By Saturday, I was running on about 10 hours of sleep over the previous 2 days, and was dragging. I didn’t have the energy to make it back up to Page, and I needed to get some shots of Doug’s daughter in. So I spent a couple of hours of the morning in Oak Creek Canyon and was back in Flagstaff at noon. I did a quick shoot in the park with Lotee, then I decided to head home. I wanted to get home before Phoenix traffic snarls up, and didn’t want to wait until 6 to avoid it.

For the 1 full day, and 2 half days of shooting, I captured 9GB of raw files. Lightroom pulled them in like a champ, and I’m now going through the painful process of stitching and blending. It’s these times I wish I had a mythical 8 core Mac Pro. The 84 shot Horseshoe pano took all night to build into 3 layered files to bring into Photomatix. In order to speed things up I used JPEGs. Each of the layers is a 100MB jpeg. Let me say that again, 100MB JPEG. It makes a 39in x 76in print. When trying to bring the files into Photomatix to combine into an HDR and tone map, the app just crashes. Barf.

So I’m creating a .HDR file in Autopano Pro instead of layered files, and I’ll just use Photomatix for tone mapping if it can handle the resulting file. It’s not much fun watching a machine with 4GB of ram just thrash it’s disk with swapping, but throw a 5GB panorama at it, and feel the MTBF on your drive trickle away. Worse comes to worst, I’ll have to just combine the individual bracketed shots, tone-map them and then stitch them. Not sure why Photomatix is crashing on the large files, especially since Autopano pro seems to do fine with it. Looks like autopano is working on stitching focus bracketing as well, like I was talking about the other day. Awesome.
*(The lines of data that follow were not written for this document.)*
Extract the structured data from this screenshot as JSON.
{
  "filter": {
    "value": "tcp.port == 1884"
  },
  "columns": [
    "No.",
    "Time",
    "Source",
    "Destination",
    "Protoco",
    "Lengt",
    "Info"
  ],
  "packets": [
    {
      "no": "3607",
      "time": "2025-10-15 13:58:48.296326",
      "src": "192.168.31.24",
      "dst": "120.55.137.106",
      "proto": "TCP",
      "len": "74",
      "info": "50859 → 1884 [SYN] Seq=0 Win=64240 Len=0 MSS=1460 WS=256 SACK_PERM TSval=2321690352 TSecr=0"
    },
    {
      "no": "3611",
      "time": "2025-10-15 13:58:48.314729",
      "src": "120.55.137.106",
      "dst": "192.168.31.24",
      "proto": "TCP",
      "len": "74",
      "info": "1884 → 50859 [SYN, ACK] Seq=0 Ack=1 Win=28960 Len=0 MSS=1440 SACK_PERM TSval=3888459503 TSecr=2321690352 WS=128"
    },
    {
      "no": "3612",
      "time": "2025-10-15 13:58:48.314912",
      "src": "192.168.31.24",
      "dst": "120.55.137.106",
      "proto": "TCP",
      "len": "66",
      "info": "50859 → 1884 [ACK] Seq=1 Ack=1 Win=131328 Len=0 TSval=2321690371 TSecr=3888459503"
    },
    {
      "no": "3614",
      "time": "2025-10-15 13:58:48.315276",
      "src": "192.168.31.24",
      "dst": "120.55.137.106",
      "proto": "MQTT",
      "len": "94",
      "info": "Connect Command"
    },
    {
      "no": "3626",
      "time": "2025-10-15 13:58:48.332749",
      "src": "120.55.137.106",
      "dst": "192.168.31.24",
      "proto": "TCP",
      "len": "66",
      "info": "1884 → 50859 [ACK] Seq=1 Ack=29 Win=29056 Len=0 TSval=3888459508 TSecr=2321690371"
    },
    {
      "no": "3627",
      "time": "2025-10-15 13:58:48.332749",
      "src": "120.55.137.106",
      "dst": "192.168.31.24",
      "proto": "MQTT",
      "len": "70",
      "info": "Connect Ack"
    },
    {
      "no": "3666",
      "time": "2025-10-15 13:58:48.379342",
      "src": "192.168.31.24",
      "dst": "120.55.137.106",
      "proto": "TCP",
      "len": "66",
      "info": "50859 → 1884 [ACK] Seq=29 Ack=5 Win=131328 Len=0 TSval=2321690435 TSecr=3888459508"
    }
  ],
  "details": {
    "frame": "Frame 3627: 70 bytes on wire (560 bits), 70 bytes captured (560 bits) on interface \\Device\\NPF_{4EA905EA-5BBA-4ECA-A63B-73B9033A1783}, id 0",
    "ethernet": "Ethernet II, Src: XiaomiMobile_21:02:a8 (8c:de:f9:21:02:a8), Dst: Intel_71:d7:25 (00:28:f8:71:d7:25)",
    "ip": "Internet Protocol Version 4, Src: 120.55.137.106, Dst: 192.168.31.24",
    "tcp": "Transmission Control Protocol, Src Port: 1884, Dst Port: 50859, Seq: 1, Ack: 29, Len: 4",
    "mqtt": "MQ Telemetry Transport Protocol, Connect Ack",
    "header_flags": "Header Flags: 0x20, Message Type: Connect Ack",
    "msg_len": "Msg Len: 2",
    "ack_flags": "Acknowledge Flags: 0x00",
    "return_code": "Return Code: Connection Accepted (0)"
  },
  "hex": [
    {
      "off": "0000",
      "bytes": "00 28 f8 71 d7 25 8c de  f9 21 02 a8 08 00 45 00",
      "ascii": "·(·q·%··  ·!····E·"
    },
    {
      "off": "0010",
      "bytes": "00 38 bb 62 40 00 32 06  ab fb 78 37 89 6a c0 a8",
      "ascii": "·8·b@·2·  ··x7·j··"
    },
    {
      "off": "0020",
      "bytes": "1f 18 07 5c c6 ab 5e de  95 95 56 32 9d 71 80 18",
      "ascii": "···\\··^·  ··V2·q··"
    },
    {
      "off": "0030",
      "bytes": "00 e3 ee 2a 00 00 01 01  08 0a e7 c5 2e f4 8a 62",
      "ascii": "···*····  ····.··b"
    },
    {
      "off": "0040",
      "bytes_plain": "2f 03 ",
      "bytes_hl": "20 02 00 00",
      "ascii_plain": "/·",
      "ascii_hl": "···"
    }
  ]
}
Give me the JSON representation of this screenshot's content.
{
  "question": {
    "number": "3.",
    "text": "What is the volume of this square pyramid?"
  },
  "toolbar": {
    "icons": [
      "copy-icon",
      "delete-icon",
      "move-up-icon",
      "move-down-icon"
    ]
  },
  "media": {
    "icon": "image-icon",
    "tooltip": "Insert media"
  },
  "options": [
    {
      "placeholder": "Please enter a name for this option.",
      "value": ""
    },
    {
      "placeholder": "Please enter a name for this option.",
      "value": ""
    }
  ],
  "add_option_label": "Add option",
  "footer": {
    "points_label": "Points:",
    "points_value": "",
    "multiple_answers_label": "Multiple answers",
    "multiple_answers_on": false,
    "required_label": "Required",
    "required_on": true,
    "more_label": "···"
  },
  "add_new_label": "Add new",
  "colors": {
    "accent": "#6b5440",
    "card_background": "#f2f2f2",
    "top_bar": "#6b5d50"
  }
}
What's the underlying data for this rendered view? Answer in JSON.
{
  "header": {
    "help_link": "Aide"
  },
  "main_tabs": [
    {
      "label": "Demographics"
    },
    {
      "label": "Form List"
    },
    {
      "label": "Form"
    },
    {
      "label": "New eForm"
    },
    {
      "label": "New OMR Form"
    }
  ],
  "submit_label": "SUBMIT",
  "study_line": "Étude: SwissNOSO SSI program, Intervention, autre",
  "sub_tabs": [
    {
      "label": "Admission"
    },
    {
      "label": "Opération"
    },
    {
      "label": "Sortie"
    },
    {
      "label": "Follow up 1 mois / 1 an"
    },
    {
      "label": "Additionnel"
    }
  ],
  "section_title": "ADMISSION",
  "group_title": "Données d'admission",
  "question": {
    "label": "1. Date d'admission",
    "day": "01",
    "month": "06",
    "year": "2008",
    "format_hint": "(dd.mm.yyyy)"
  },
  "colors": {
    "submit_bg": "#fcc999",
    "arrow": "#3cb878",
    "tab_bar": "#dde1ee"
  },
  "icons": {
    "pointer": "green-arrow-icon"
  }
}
I shot a ton of multi-eposure images this weekend, really drilling on nailing hyperfocal distance focusing. Also on Monday, I shot exclusively with my 50mm prime. I’m thinking about getting a few more primes specifically for pano shooting, but they will have to wait for a while. Here are a couple of shots from the last few days, with more to come.

P.S. I upgraded to a Flickr Pro account because no-one could see panos larger than 1024 pixels wide. You can now view all of my stuff at pretty large sizes.

P.P.S Thanks Flickr for not upgrading my account until my direct debit payment from paypal cleared. God forbid all those thieves get 3 whole days of Pro features when writing you bad e-checks. And thanks for the heads up that you would do that before I chose my payment method. I would have chosen to pay with my debit card had I known you would be treating me with pointless suspicion otherwise.